Page:Sue - Le Juif errant - Tomes 9-10.djvu/327

La bibliothèque libre.
Cette page a été validée par deux contributeurs.

— Au secours ! au secours ! l’enragé !…

Il est impossible de peindre la mêlée désespérée furieuse, qui suivit cette panique de gens effarés se ruant sur l’unique porte de l’antichambre afin d’échapper au péril qu’ils redoutaient, et là, luttant, se battant, se foulant aux pieds afin de fuir par cette étroite issue.

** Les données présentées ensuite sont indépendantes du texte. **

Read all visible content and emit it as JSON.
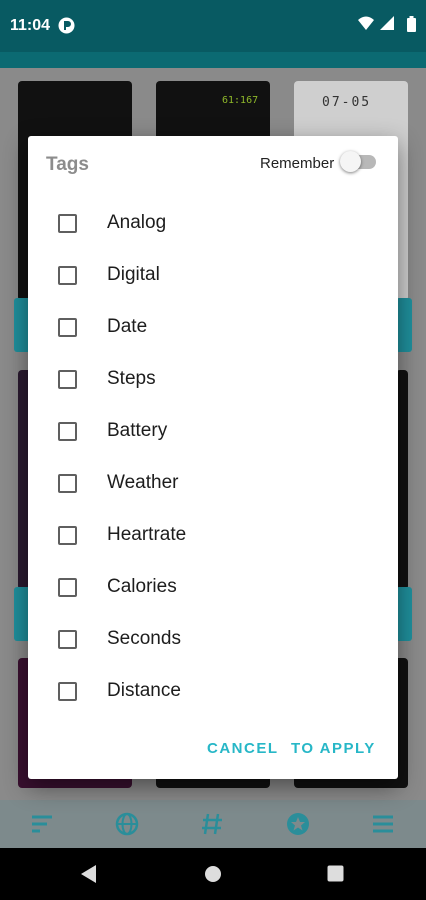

Au moment où le dernier de ces malheureux parvenait à gagner la porte, se traînant épuisé sur ses mains ensanglantées, car il avait été renversé et presque écrasé durant la mêlée, Morok, l’objet de tant d’épouvante… Morok apparut.

Il était horrible… un lambeau de couverture ceignait ses reins ; son torse blafard et meurtri était nu ainsi que ses jambes, autour desquelles se voyaient encore les débris des liens qu’il venait de briser ; son épaisse chevelure jaunâtre se roidissait sur son front ; sa barbe semblait se hérisser, par la même horripilation ; ses yeux, roulant égarés, sanglants dans leur orbite, brillaient illuminés d’un éclat vitreux ; l’écume inondait ses lèvres ; de temps à autre il poussait des cris rauques, gutturaux ; les veines de ses membres de fer étaient tendues à se rompre ; il bondissait par saccades comme une bête fauve, en étendant devant lui ses doigts osseux et crispés.